Where is the money?


I encourage Gov. Ralph DLG Torres to make an effort to understand the issues affecting Medicaid and the Commonwealth Healthcare Corp. There is no excuse for why his administration has kept the CNMI Medicaid Agency and CHCC in the dark for months about how and when the local match would come. There is no excuse for Gov. Torres’ total lack of urgency. 

The administration has known about Medicaid’s need for the $5 million local match since at least March, when the new U.S. Treasury rule barring the use of ARPA funds for the Medicaid local match was released. The administration has also known about the disastrous consequences of failing to meet the local match. In May, with no solutions in sight, the CNMI Medicaid Agency wrote to the Legislature for help. I inquired with the Secretary of Finance about the status of the local match for Medicaid at the budget hearing in June, then called a Health and Welfare hearing with Medicaid and CHCC in July when it became apparent that the issue had not yet been resolved. The sense of crisis was abundantly clear to all of us. 

After the Health and Welfare hearing, I requested a meeting with the Secretary of Finance. He did not respond. Ways and Means chairman Donald Manglona and I then wrote a joint letter to the governor proposing solutions and urging him to take action. The governor also did not respond. But a few days later, with mere weeks to go before the end of the fiscal year, we received word that the administration had finally transferred the $5 million needed and Medicaid can now begin drawing down funds to pay providers and vendors. Where the money actually came from is a subject for further inquiry by the Legislature. 

It’s a little late in the game for the governor to be telling the public that Medicaid was “never” in jeopardy, let alone lecturing lawmakers—and by extension the agencies that came to us for help—about “misinformation.” 

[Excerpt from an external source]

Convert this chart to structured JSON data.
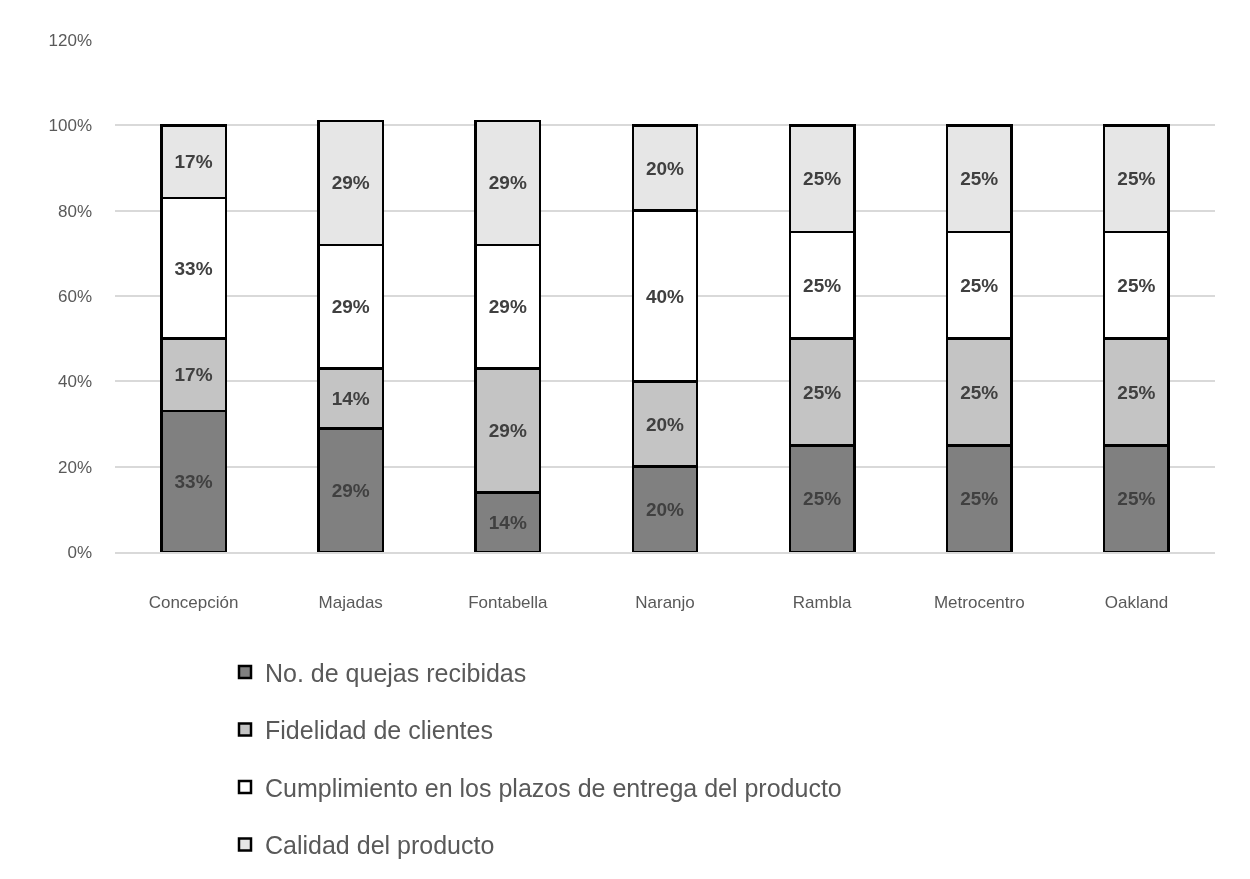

I urge Governor Torres to make healthcare a priority. Talk to the people at Medicaid, the Commonwealth Healthcare Corp., and the patients who depend on Medicaid and CHCC for care. Communication goes a long way to assure people that they won’t be losing life-saving benefits. We are still waiting to hear what happened with the $34 million owed CHCC since 2018. This includes millions in local appropriations approved by the Legislature and signed into law, as well as tens of millions in federal ARPA allocations promised to CHCC for hospital operations, medical referral, and an MRI unit that is so badly needed here. Where is the money?